Wyczuł że kobieta szuka odpowiednich słów. Nie wiedział ile ma lat, postanowił jej nieco ułatwić sprawę. - Możemy przejść na twój ojczysty, jeśli ci to ułatwi. - uśmiechnął się upijając kolejny niewielki łyk ze swojego drinka. Równie niewielki i równie subtelny jak poprzednio. Odłożył szklankę na stół. Przyjmując przy tym nieco bardziej otwarta pozycję. - Nikt nie będzie się zastanawiał ani podważał mojej pozycji z tego powodu. - spojrzał znow kobiecie prosto w oczy - Od tego mówienia zapewne zaschło ci w gardle, proszę nie odmawiaj. - po tych słowach znów zawołał gestem kelnera. Gdy przyjął od kobiety zamówienie ruszył z powrotem do baru a Marcus spojrzał na karty na krótką chwilę. Następnie znów na kobietę i jak to zwykle bywało, skierował swoje błękitne stateczne oczy w jej palisandrowe. Po dłuższej chwili odpowiedział - Kontynuuj.

_________________
"Gdy dusza opuszcza swą cielesną powłokę zauważasz, że śmierć i obsrane spodnie rzeczywiście idą w parze."
milestone 500
Napisałeś 500 postów!

Tahira

Tahira
Liczba postów : 1257
Przyjęła jego podarek, trunek złożony, niczym misa u stóp delfickiej wyroczni, otumanionej narkotycznym snem. Sześć kart leżało między nimi złożonych, a w nie wpleciony los obojga, choć jeszcze nie byli tego świadomi. Półmetek za nim, a Tahira wciąż zaciskała drobną dłoń na kartach większych niż te przeznaczone do gry. Wiekowe przyjaciółki, czuła, że ich żywot powoli dobiega kresu, że jeśli chce się jeszcze nimi cieszyć, będzie potrzebowała je oszczędzać. Teraz jednak trwała w znaczeniach, w zawiłościach ukutych przez ludzi i wiecznych (a Ci z pewnością maczali w tym palce, mając w sobie pamięć wielu pokoleń), a między które próbowała teraz zajrzeć. Wcześniej niewinny flirt nie miał się w żaden sposób do napiętej atmosfery, która wibrowała nad ich stolikiem.

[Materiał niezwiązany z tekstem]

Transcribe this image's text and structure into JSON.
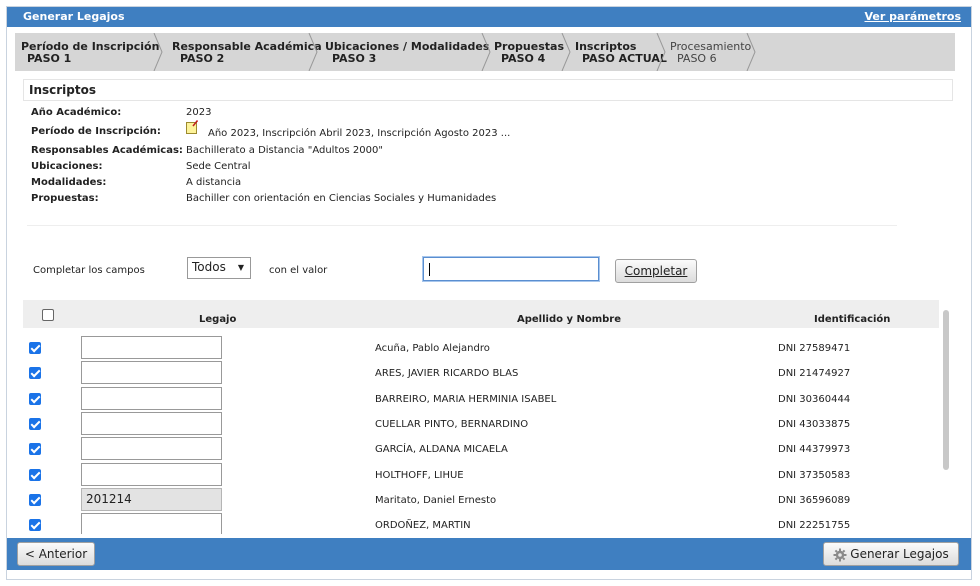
{
  "window": {
    "title": "Generar Legajos",
    "params_link": "Ver parámetros"
  },
  "steps": [
    {
      "name": "Período de Inscripción",
      "sub": "PASO 1"
    },
    {
      "name": "Responsable Académica",
      "sub": "PASO 2"
    },
    {
      "name": "Ubicaciones / Modalidades",
      "sub": "PASO 3"
    },
    {
      "name": "Propuestas",
      "sub": "PASO 4"
    },
    {
      "name": "Inscriptos",
      "sub": "PASO ACTUAL"
    },
    {
      "name": "Procesamiento",
      "sub": "PASO 6"
    }
  ],
  "section": {
    "title": "Inscriptos"
  },
  "info": [
    {
      "label": "Año Académico:",
      "value": "2023"
    },
    {
      "label": "Período de Inscripción:",
      "value": "Año 2023, Inscripción Abril 2023, Inscripción Agosto 2023 ..."
    },
    {
      "label": "Responsables Académicas:",
      "value": "Bachillerato a Distancia \"Adultos 2000\""
    },
    {
      "label": "Ubicaciones:",
      "value": "Sede Central"
    },
    {
      "label": "Modalidades:",
      "value": "A distancia"
    },
    {
      "label": "Propuestas:",
      "value": "Bachiller con orientación en Ciencias Sociales y Humanidades"
    }
  ],
  "fill": {
    "label_fields": "Completar los campos",
    "select_value": "Todos",
    "label_value": "con el valor",
    "input_value": "",
    "button": "Completar"
  },
  "grid": {
    "headers": {
      "legajo": "Legajo",
      "nombre": "Apellido y Nombre",
      "id": "Identificación"
    },
    "rows": [
      {
        "checked": true,
        "legajo": "",
        "nombre": "Acuña, Pablo Alejandro",
        "id": "DNI 27589471"
      },
      {
        "checked": true,
        "legajo": "",
        "nombre": "ARES, JAVIER RICARDO BLAS",
        "id": "DNI 21474927"
      },
      {
        "checked": true,
        "legajo": "",
        "nombre": "BARREIRO, MARIA HERMINIA ISABEL",
        "id": "DNI 30360444"
      },
      {
        "checked": true,
        "legajo": "",
        "nombre": "CUELLAR PINTO, BERNARDINO",
        "id": "DNI 43033875"
      },
      {
        "checked": true,
        "legajo": "",
        "nombre": "GARCÍA, ALDANA MICAELA",
        "id": "DNI 44379973"
      },
      {
        "checked": true,
        "legajo": "",
        "nombre": "HOLTHOFF, LIHUE",
        "id": "DNI 37350583"
      },
      {
        "checked": true,
        "legajo": "201214",
        "nombre": "Maritato, Daniel Ernesto",
        "id": "DNI 36596089"
      },
      {
        "checked": true,
        "legajo": "",
        "nombre": "ORDOÑEZ, MARTIN",
        "id": "DNI 22251755"
      }
    ]
  },
  "footer": {
    "back": "< Anterior",
    "generate": "Generar Legajos"
  },
  "colors": {
    "accent": "#3f7fc1",
    "checkbox": "#1a73e8"
  }
}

– Słup... wróćmy tam. – była niecierpliwa, sama chciała zobaczyć karty, które były tylko wsparciem. – Pierwsza to to co Ty myślisz o sobie w tej sprawie. I mamy... rycerza w lśniącej zbroi. – niemal prychła rozbawiona, jednoznacznie jednak nie śmiała się z niego, a czytanie realnie przypominało rozmowę, w której Tahira nie tylko rozmawiała z Marcusem, ale też z kartami. Właśnie powiedziały jej dobry żart. Rycerz rzeczywiście był na białym koniu, a w dłoniach trzymał kielich. Nie było jednak czasu, by się nad tym dłużej zastanawiać, bo błyszczące ciemnością oczy mówiącej już swobodnie po arabsku Tahiry, gnały myślami ku kolejnej karcie, ku domknięciu układu.

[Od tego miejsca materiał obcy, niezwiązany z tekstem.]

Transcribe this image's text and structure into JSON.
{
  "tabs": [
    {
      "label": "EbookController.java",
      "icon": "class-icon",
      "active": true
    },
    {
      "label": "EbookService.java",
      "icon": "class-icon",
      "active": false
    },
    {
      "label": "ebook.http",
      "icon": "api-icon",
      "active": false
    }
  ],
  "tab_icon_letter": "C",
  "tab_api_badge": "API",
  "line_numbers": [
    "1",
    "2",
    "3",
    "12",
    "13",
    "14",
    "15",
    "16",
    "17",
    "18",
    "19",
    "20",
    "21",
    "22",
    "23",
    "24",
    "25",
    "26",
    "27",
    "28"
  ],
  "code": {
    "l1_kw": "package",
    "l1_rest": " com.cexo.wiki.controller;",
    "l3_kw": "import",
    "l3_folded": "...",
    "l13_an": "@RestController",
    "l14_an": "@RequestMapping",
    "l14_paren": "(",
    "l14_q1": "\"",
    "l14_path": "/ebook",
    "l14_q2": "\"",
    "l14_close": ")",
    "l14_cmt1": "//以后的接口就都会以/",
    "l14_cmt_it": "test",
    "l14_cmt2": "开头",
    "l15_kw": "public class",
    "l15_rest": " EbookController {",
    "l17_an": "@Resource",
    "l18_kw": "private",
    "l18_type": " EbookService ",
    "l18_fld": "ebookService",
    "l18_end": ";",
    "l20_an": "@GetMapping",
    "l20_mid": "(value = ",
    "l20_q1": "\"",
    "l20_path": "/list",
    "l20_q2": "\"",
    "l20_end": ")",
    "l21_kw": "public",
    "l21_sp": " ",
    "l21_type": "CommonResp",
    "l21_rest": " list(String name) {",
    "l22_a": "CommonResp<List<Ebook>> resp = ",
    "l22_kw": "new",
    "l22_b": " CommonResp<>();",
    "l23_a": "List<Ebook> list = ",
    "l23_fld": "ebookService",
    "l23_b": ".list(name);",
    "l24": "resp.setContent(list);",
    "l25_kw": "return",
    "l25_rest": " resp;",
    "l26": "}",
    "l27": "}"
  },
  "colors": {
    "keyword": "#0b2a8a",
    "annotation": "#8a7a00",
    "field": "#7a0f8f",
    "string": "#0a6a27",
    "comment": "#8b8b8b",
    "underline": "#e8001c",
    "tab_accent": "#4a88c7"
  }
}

– To jak Ciebie będą w tej sytuacji widzieć inni... O proszę... kochankowie, znajoma karta. – Nawet teraz, nawet w takiej chwili, trochę podniosłej, trochę niepokojącej nie mogło zabraknąć aluzji do seksu. – Ta karta... to nie tylko seks, nie tylko związek, ale chodźmy dalej, czego się obowiasz, lub jakie są Twoje nadzieje w związku z sytuacją która nadejdzie to... odwrócona Śmierć. – kolejny jeździec na białym koniu, tym razem groźniejszy, kościany. Tahira upiła łyk podarowanego jej trunku, wiedziała, że ta karta może wyprowadzić na manowce niedoświadczonych, nieobytych z arkanami, zwłaszcza w odwróceniu.

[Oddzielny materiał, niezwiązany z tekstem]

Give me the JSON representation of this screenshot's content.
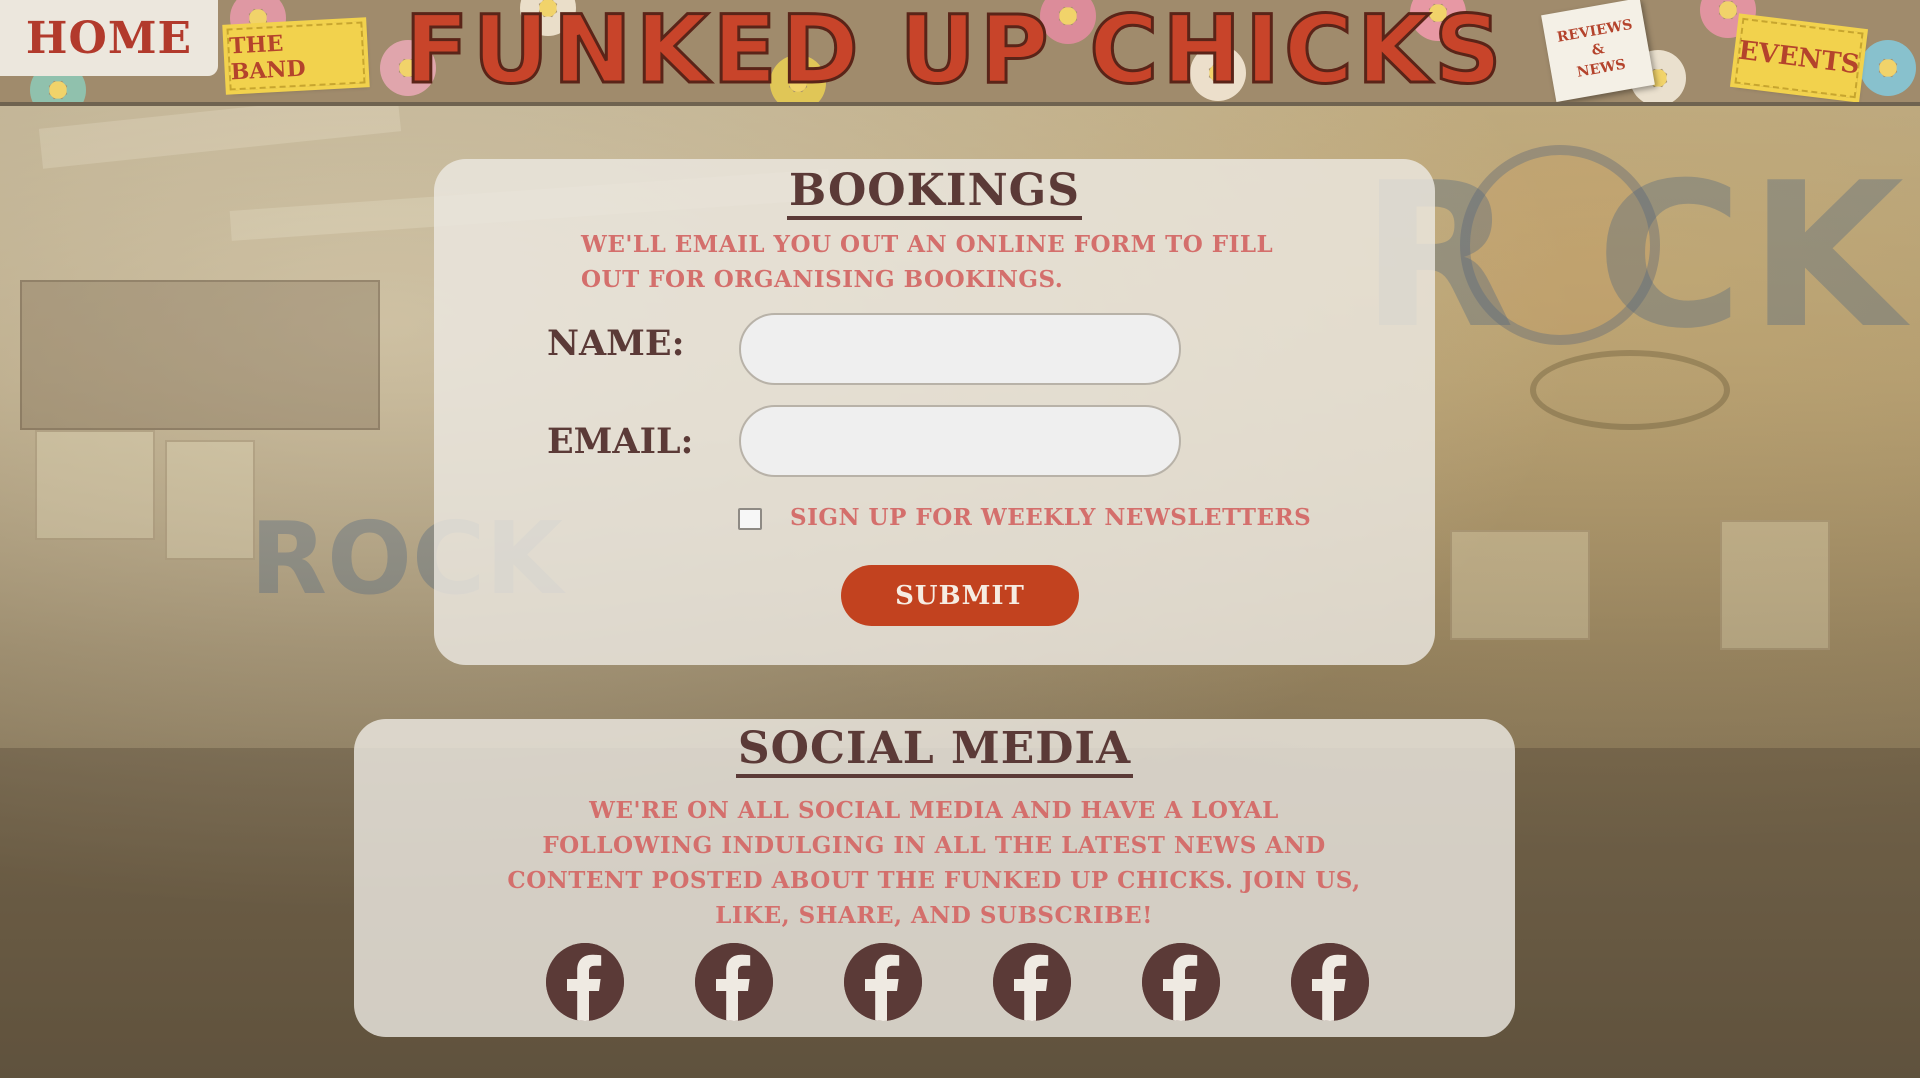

– Śmierć... nie jest śmiercią, nie tak, jak rozumieją ją ludzie. To zmiana, nieustanna, krąg życia, który jest stratą ale też narodzinami czegoś nowego. Odwrócenie sugeruje, że obawiałbyś się, że to niczego nie zmieni. To co zrobisz, to co zadecydujesz. A jeśli podążysz ścieżką, którą podpowie Ci intuicja to... – ostatnia karta. Nagroda lub przestroga, jedna z dwóch tych zapowiadających nadchodzące znaczenia. Elektryzowała ją, mogła dopełnić wróżby, lub zamydlić oczy. Na stole pojawiła się zapatrzona w siebie para, a każde z nich trzymało swój kielich, gotowy do wzajemnego upicia. Tahira zamrugała kilkukrotnie, by po chwili rozluźnić dłoń.
– To... pakt. Umowa. Zgoda i pojednanie. To też... hmm... małżeństwo, ale para kielichów rozlewa swoje dobrodziejstwa też na umowy handlowe, czy związki przyjaciół, którzy mogą na sobie polegać. Cóż Marcusie... Co mam Ci powiedzieć? Jeśli spotkasz na swojej drodze damę w opresji, wydobądź ją z oprawców rąk, a wnet zmiana i wspólnoty nam zakwitnie pąk. – wniosła za to toast, próbując w jakiś sposób znaleźć drogę do rozluźnienia napięcia. Sama jednak wciąż czuła lekki niepokój, nie patrzyła nawet w kierunku kart, zbyt zdenerwowana, by ponownie widać ciąg sprowadzający się do tegoż wyniku.


_________________
milestone 1000
Napisałeś 1000 postów! Brawo!

Marcus Wijsheid

Marcus Wijsheid
Liczba postów : 588
Legendy głoszą, że wyrocznia była niezwykłej urody, ale przy tym przebiegła. Zastanawia narratora, czy porównanie do owej wyroczni jest celowe, czy jedynie drogą przypadku. Przyglądał się kartom, analizując to, co sam wiedział na temat ich znaczeń, a umówmy się jego wiedza była jednak dość ograniczona, a tym, co przedstawiła mu siedząca przed nim Piękność. Patrzył również na sfatygowane karty w ręku kobiety. Czy czułaby się urażona, gdyby sprezentował jej nową talię kart? Postanowił, że zapyta ją o to później. A może jednak nie będzie pytał? Nie będzie ryzykował odmowy. Postanowił, że następnego dnia przyśle kogoś z nową talią. Napięta atmosfera, niepewność, może nawet lęk. Towarzysze odkrywanego losu, czy będzie on dobry, czy zły. Zwykle unikał sięgania do nici losu, wolał mieć wybór, a znając swój los, czy na pewno miał wybór?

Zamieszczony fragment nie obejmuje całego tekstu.